'Vado' was a French naval gunfire bombardment of the Italian port of Genoa (13/14 June 1940).
Launched from the French naval base of Toulon on the Mediterranean coast, the operation was undertaken by Vice Amiral Emile Duplat’s 3rd Squadron, which was divided into two parts as Groupement 1 with the heavy cruisers Algérie (Duplat’s flagship) and Foch together with the destroyers Aigle, Lion and Vauban of the 1st Destroyer Division and Cassard, Chevalier Paul and Tartu of the 5th Destroyer Division; and Groupement 2 with the heavy cruisers Dupleix (flagship of Contre Amiral Edmond Derrien) and Colbert together with the destroyers Albatros and Vautour of the 7th Destroyer Division and Guépard, Valmy and Verdun of the 3rd Destroyer Division. Support was provided by the submarines Archimède, Iris, Pallas and Vénus, which operated in the area off Savona in north-western Italy.
Early in the morning of 14 June the operation began with the bombardment of Genoa’s harbour installations and Vado. The destroyer Albatros was the only casualty when a shell from a battery of Italian 6-in (152-mm) coast-defence guns exploded in a boiler room and incinerated 10 men. In response to the French attack, the torpedo boat Calafitimi and the motor torpedo boats MAS-535, MAS-539, MAS-534 and MAS-538 of the 13a Squadrone MAS sortied from La Spezia to attack the French force.
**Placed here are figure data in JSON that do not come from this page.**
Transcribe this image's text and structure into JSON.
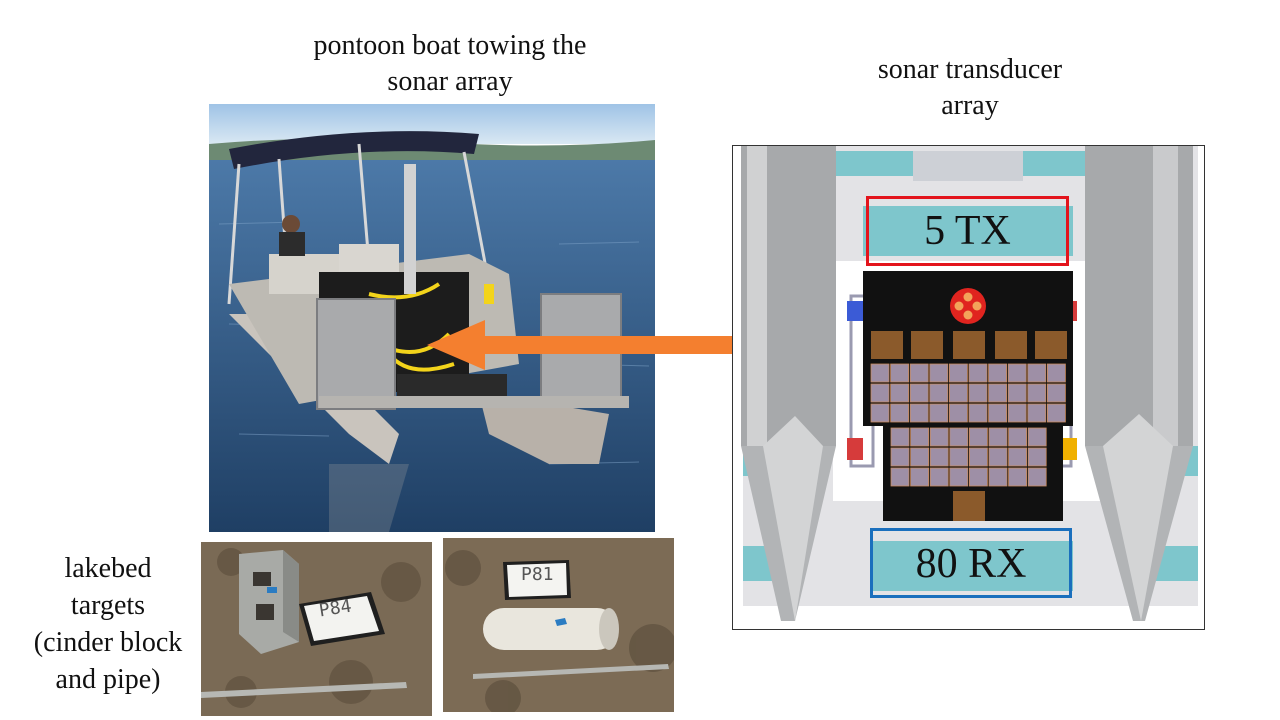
{
  "captions": {
    "boat_line1": "pontoon boat towing the",
    "boat_line2": "sonar array",
    "array_line1": "sonar transducer",
    "array_line2": "array",
    "targets_line1": "lakebed",
    "targets_line2": "targets",
    "targets_line3": "(cinder block",
    "targets_line4": "and pipe)"
  },
  "array": {
    "tx_label": "5 TX",
    "rx_label": "80 RX",
    "tx_color": "#e3141c",
    "rx_color": "#1a6fbd"
  },
  "targets": {
    "block_tag": "P84",
    "pipe_tag": "P81"
  },
  "arrow_color": "#f47f2f"
}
After a brief encounter with the Italian ships, the French units retired and returned to Toulon.
The Italian submarines Neghelli and Veniero were already at sea, and Iride and Sciré departed La Spezia, but none of these boats established contacted the French force before the ships returned to harbour.
In an effort to provide a diversion for the French force involved in 'Vado', the French heavy cruisers Suffren, Duquesne and Tourville, light cruiser Duguay-Trouin and destroyers Basque, Forbin and Fortuné, under the command of Vice-amiral René-Emile Godfroy, departed Beirut, Lebanon, to operate in the Kaso Strait to the east of Crete in the eastern basin of the Mediterranean.